The 38-year-old Australian, also the 2008 and 2009 winner, finished in 8 hours, 03 minutes, 56 seconds in the 140.6-mile race that includes a 2.4-mile ocean swim, 112-mile bike ride through lava fields and marathon run in and around Kona village.
"I wish I could tell you how it feels," Alexander said. "It's unbelievable I wish everyone in the world could feel what I felt in the that mile. It's the finish I've been dreaming of."
Alexander leapt across the finish line, collapsed flat on his back and received hugs from his family.

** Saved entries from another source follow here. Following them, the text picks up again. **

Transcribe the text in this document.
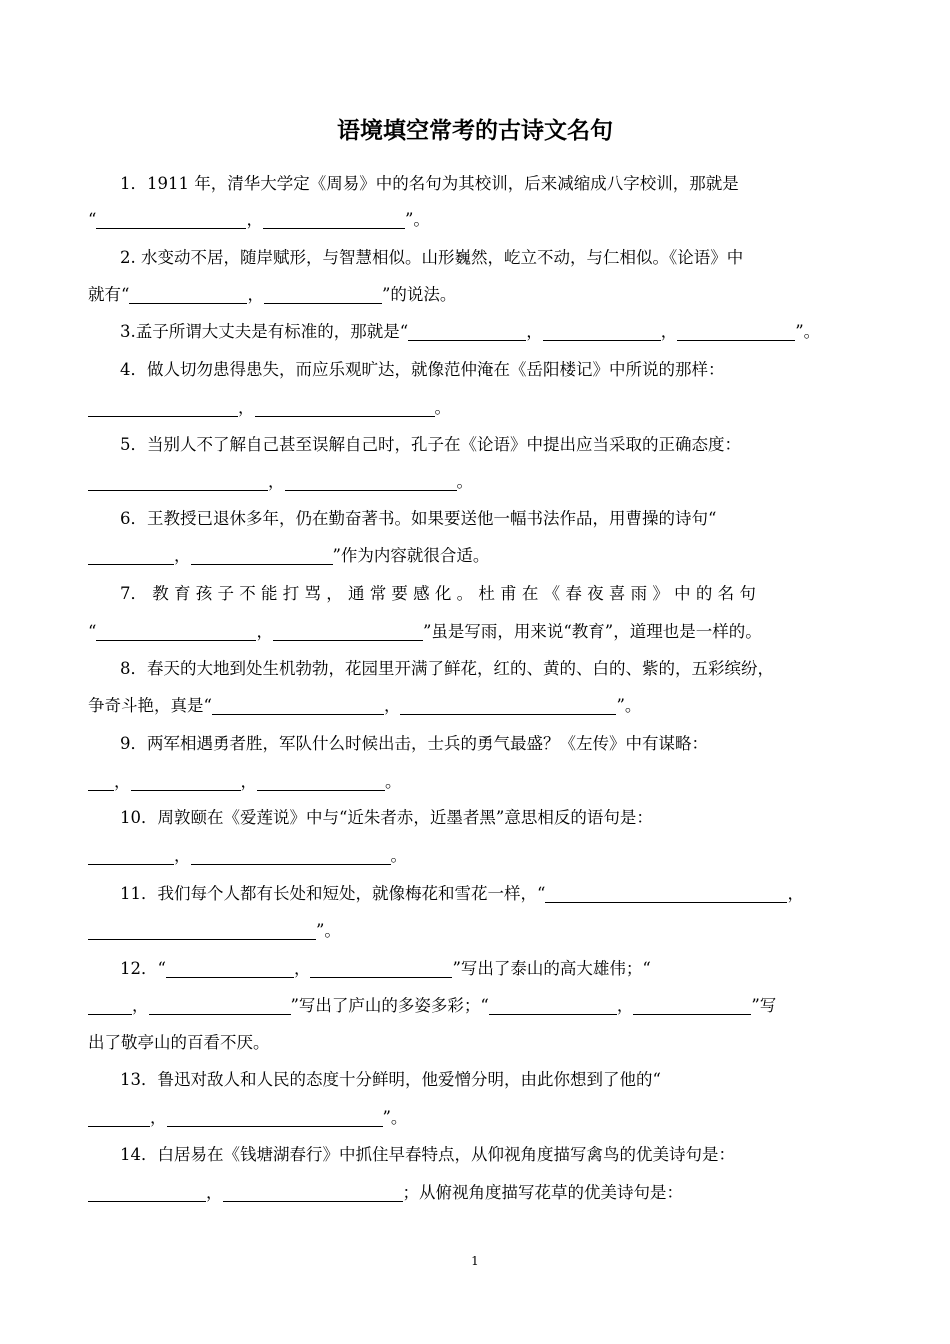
语境填空常考的古诗文名句
1．1911 年，清华大学定《周易》中的名句为其校训，后来减缩成八字校训，那就是
“	，	”。
2. 水变动不居，随岸赋形，与智慧相似。山形巍然，屹立不动，与仁相似。《论语》中
就有“	，	”的说法。
3.孟子所谓大丈夫是有标准的，那就是“	，	，	”。
4．做人切勿患得患失，而应乐观旷达，就像范仲淹在《岳阳楼记》中所说的那样：
，	。
5．当别人不了解自己甚至误解自己时，孔子在《论语》中提出应当采取的正确态度：
，	。
6．王教授已退休多年，仍在勤奋著书。如果要送他一幅书法作品，用曹操的诗句“
，	”作为内容就很合适。
7． 教 育 孩 子 不 能 打 骂 ， 通 常 要 感 化 。 杜 甫 在 《 春 夜 喜 雨 》 中 的 名 句
“	，	”虽是写雨，用来说“教育”，道理也是一样的。
8．春天的大地到处生机勃勃，花园里开满了鲜花，红的、黄的、白的、紫的，五彩缤纷，
争奇斗艳，真是“	，	”。
9．两军相遇勇者胜，军队什么时候出击，士兵的勇气最盛？《左传》中有谋略：
，	，	。
10．周敦颐在《爱莲说》中与“近朱者赤，近墨者黑”意思相反的语句是：
，	。
11．我们每个人都有长处和短处，就像梅花和雪花一样，“	，
”。
12．“	，	”写出了泰山的高大雄伟；“
，	”写出了庐山的多姿多彩；“	，	”写
出了敬亭山的百看不厌。
13．鲁迅对敌人和人民的态度十分鲜明，他爱憎分明，由此你想到了他的“
，	”。
14．白居易在《钱塘湖春行》中抓住早春特点，从仰视角度描写禽鸟的优美诗句是：
，	；从俯视角度描写花草的优美诗句是：
1
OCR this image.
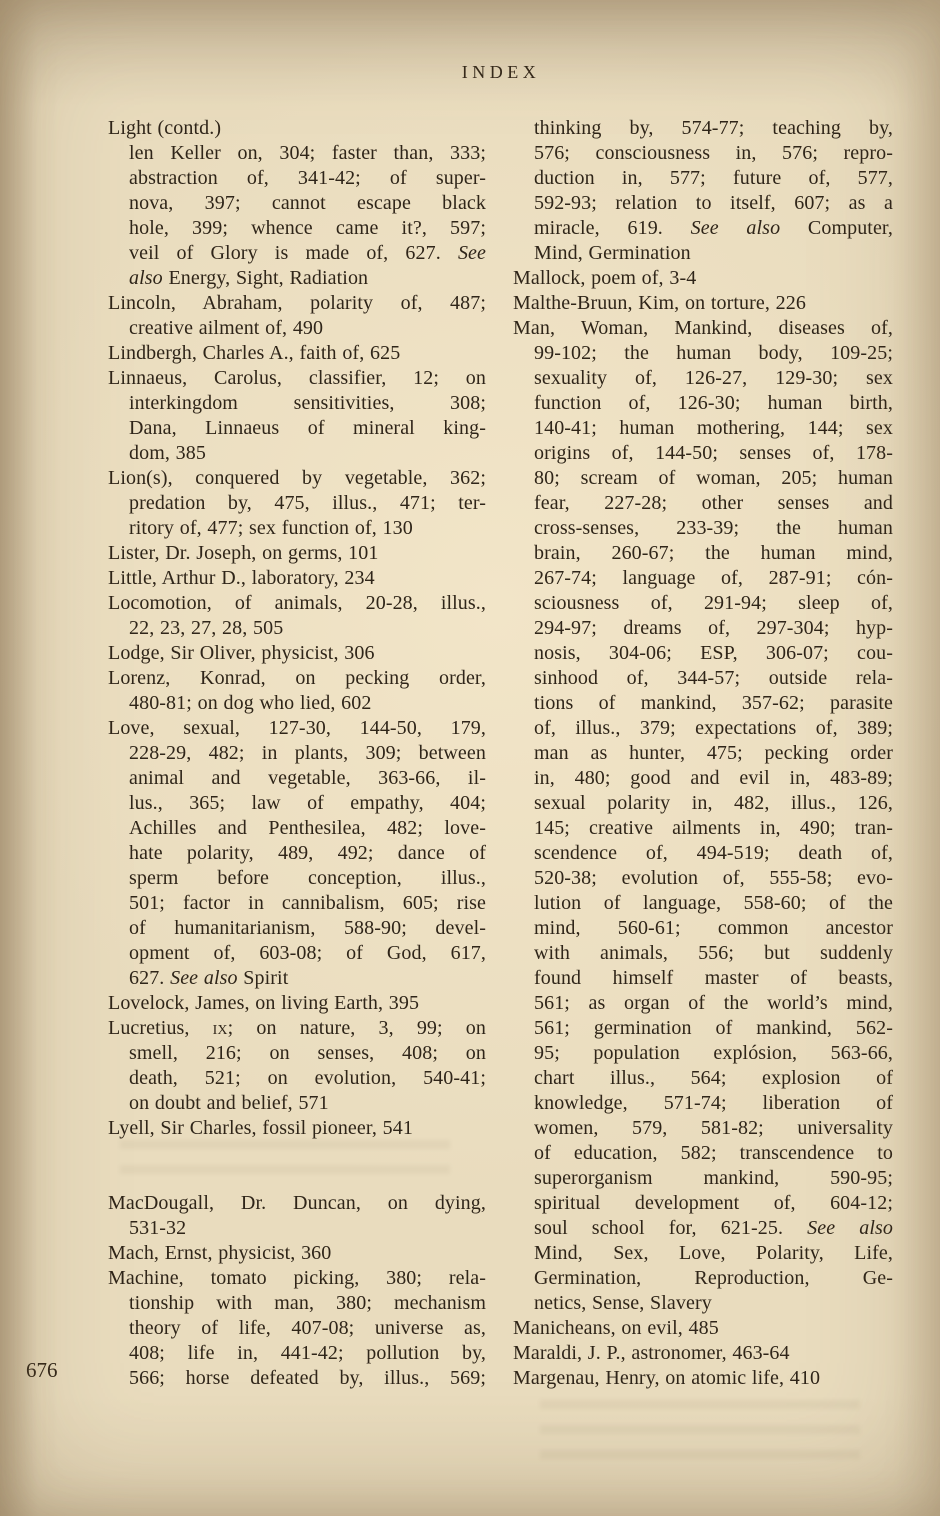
INDEX
676
Light (contd.)
len Keller on, 304; faster than, 333;
abstraction of, 341-42; of super-
nova, 397; cannot escape black
hole, 399; whence came it?, 597;
veil of Glory is made of, 627. See
also Energy, Sight, Radiation
Lincoln, Abraham, polarity of, 487;
creative ailment of, 490
Lindbergh, Charles A., faith of, 625
Linnaeus, Carolus, classifier, 12; on
interkingdom sensitivities, 308;
Dana, Linnaeus of mineral king-
dom, 385
Lion(s), conquered by vegetable, 362;
predation by, 475, illus., 471; ter-
ritory of, 477; sex function of, 130
Lister, Dr. Joseph, on germs, 101
Little, Arthur D., laboratory, 234
Locomotion, of animals, 20-28, illus.,
22, 23, 27, 28, 505
Lodge, Sir Oliver, physicist, 306
Lorenz, Konrad, on pecking order,
480-81; on dog who lied, 602
Love, sexual, 127-30, 144-50, 179,
228-29, 482; in plants, 309; between
animal and vegetable, 363-66, il-
lus., 365; law of empathy, 404;
Achilles and Penthesilea, 482; love-
hate polarity, 489, 492; dance of
sperm before conception, illus.,
501; factor in cannibalism, 605; rise
of humanitarianism, 588-90; devel-
opment of, 603-08; of God, 617,
627. See also Spirit
Lovelock, James, on living Earth, 395
Lucretius, ix; on nature, 3, 99; on
smell, 216; on senses, 408; on
death, 521; on evolution, 540-41;
on doubt and belief, 571
Lyell, Sir Charles, fossil pioneer, 541
MacDougall, Dr. Duncan, on dying,
531-32
Mach, Ernst, physicist, 360
Machine, tomato picking, 380; rela-
tionship with man, 380; mechanism
theory of life, 407-08; universe as,
408; life in, 441-42; pollution by,
566; horse defeated by, illus., 569;
thinking by, 574-77; teaching by,
576; consciousness in, 576; repro-
duction in, 577; future of, 577,
592-93; relation to itself, 607; as a
miracle, 619. See also Computer,
Mind, Germination
Mallock, poem of, 3-4
Malthe-Bruun, Kim, on torture, 226
Man, Woman, Mankind, diseases of,
99-102; the human body, 109-25;
sexuality of, 126-27, 129-30; sex
function of, 126-30; human birth,
140-41; human mothering, 144; sex
origins of, 144-50; senses of, 178-
80; scream of woman, 205; human
fear, 227-28; other senses and
cross-senses, 233-39; the human
brain, 260-67; the human mind,
267-74; language of, 287-91; cón-
sciousness of, 291-94; sleep of,
294-97; dreams of, 297-304; hyp-
nosis, 304-06; ESP, 306-07; cou-
sinhood of, 344-57; outside rela-
tions of mankind, 357-62; parasite
of, illus., 379; expectations of, 389;
man as hunter, 475; pecking order
in, 480; good and evil in, 483-89;
sexual polarity in, 482, illus., 126,
145; creative ailments in, 490; tran-
scendence of, 494-519; death of,
520-38; evolution of, 555-58; evo-
lution of language, 558-60; of the
mind, 560-61; common ancestor
with animals, 556; but suddenly
found himself master of beasts,
561; as organ of the world’s mind,
561; germination of mankind, 562-
95; population explósion, 563-66,
chart illus., 564; explosion of
knowledge, 571-74; liberation of
women, 579, 581-82; universality
of education, 582; transcendence to
superorganism mankind, 590-95;
spiritual development of, 604-12;
soul school for, 621-25. See also
Mind, Sex, Love, Polarity, Life,
Germination, Reproduction, Ge-
netics, Sense, Slavery
Manicheans, on evil, 485
Maraldi, J. P., astronomer, 463-64
Margenau, Henry, on atomic life, 410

He admitted he has been suffering from cramps during the final miles of the run.
The previous course record was 8:04:08 by Belguim's Luc Van Lierde in 1996.
Ironman rookie Pete Jacobs, also from Australia, was second in 8:09:11. Germany's Andreas Raelert was third in 8:11:07.
In the women's division, Britain's Chrissie Wellington hung on for her fourth world title, finishing in 8:55:08. The 34-year-old Wellington ran the last 100 yards trailing a huge Union Jack and burst into tears as she broke the tape. Her parents were there to greet her with hugs.
"This race means more to me than anything. It's the sweetest victory -- I just proved that anything is possible," she said. "I had to dig so deep today. I tried to have faith in my body. To be crowned the Ford Ironman World Champion is the greatest honor."
Wellington, who missed last year's race due to illness, was racing injured. She crashed her bike during training two weeks ago and is recovering from road rash along her left leg and arm.
Wellington was pushed during the last several miles by 2010 champion Mirinda Carfrae of Australia. Wellington was still at the finish line when Carfrae breezed in at 8:57:57. Carfrae set the run-course record last year at 2:53:32 and lowered that time
"My victory is also hers," Wellington said. "I want to congratulate her on an amazing second place."
Britain's Leanda Cave was third in 9:03:29.
Wellington's time was the second-fastest women's time ever on the Hawaii course. Wellington set the course record of 8:54:02 in 2009.
Carfrae ran her way into the record books last year with a 2:53:32 run. She lowered the record with her 2:52:09 marathon Saturday.
Alexander and Wellington received $110,00 each for their wins.
A heavy rain shower Thursday night cleared the air over the Big Island and temperatures spiked along the race course. Race officials said the temperature out on Queen Kaahumanu Highway reached 135.
The race included 50 professional men, 30 professional women and more than 1,800 amateurs.